RAC, in many experts view, is for scalability and for me, scalability is as likely for growth as it is necessary due to lacking resources or experience to manage and build solutions to handle the needs.
Only one project out of 100 that I've worked with at Microsoft has had a real need for RAC and yes, I work mostly with multi-terabyte workloads, so an assumption should not be made that it was just small databases.
Deploying RAC in Azure
For RAC to work on Azure today, (not counting the new private preview) requires a third party service that works as a communication center for the software cluster.
Flashgrid works with IaaS VM Images and is supported through Flashgrid if any issues arise. A high level architecture diagram looks like the following:
If the customer is running anything more than a simple Oracle RAC environment- they've deployed a complex data model, complex code or application layer or they don't meet any of the requirements for scaling with RAC, I'm going to try to convince them to architect for the cloud instead.
Architecting for the Cloud
An Azure datacenter is built on a globally distributed infrastructure, which contains numerous layers of redundancy and a resilient interconnected network. This is far superior to an on-prem datacenter because it HAS TO BE. Geo-regions are fault tolerant in case of complete regional datacenter failure, which means the way we architect for the cloud is often different than the way we architect on-prem.
The Keep It Simple Silly, (KISS) principle comes in handy here, as complexity only impacts management, deployment and licensing costs for our Azure lift and shift projects. Best practice for Oracle, which is also stated in the docs states:
- With the scalability of Azure cloud VMs, the database to deploy should be a single instance Oracle database, (or Oracle supported product).

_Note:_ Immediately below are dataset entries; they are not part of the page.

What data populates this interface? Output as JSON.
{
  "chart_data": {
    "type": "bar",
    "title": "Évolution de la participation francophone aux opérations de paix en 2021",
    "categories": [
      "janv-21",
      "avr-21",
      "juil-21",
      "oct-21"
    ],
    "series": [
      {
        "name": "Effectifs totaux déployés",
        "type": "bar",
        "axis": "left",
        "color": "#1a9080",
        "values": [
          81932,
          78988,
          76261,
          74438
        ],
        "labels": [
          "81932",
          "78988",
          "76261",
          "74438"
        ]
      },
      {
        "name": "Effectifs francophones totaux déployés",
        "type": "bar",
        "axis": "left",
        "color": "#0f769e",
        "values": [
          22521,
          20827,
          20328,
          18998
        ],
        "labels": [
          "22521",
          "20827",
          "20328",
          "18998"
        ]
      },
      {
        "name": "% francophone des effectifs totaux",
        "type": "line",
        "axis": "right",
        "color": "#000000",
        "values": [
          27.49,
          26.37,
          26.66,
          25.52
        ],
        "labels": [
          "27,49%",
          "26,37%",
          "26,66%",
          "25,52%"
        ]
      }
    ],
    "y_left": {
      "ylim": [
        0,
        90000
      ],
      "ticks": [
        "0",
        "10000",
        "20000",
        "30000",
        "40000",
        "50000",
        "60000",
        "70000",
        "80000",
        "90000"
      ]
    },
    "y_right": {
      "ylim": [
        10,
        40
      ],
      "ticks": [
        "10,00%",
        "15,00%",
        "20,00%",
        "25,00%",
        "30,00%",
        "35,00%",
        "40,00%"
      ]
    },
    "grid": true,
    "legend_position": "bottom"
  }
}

- To help scale, consider using Oracle Active Dataguard to leverage 1, 2 or more secondary databases for reporting, feeding ELT/ETL or backups.
- If deploying a secondary Dataguard to another region, consider using an Oracle Far Sync instance to assist in keeping them up to date.
- Also use Oracle Active Dataguard configured automatic failover for DR purposes, designating sequential failover steps as required.
- Use Azure Site Recovery, (ASR) to take snapshots of the Oracle VM(s) and create new copies that can be used to quickly do a final recovery to a consistent state vs. cloning or recovering from a full backup.
- Use RMAN to take backups and save backups to Azure Blob storage.
Oracle on Azure High Level Diagram
If the database needs more resources, it is easy to scale the VM(s) up as necessary. I spend a larger amount of time calculating IO to make sure the disk IO has room to grow over time. Now Disk is separate from the VMs and is important to Oracle- I'd like to save that for another post, so I will leave you with this:
- Have the discussion about what Azure cloud, any cloud is and how it is architected differently than an on-prem datacenter.
- Ask the customer why they are using RAC and then ask them if their RAC environment passes the HA or scalability needs of RAC.
- Seriously consider how Oracle Dataguard, either passive or active can play a role into a strong HA and DR story for the customer. The product is incredibly robust and is superior to cloud needs for customer's Oracle databases. As Dataguard is less than RAC, it can save the customer a considerable amount of money on licensing costs, too.
It's alright the DBA might want to simply keep their RAC skills up-to-date by having it- I understand, I've got 2 decades under my belt as a DBA. The thing is, there are so many cool new tools and products, like Azure CLI, Azure services and automation with DevOps to learn, there's plenty of new skills they'll acquire that will make them more valuable than just knowing Oracle RAC.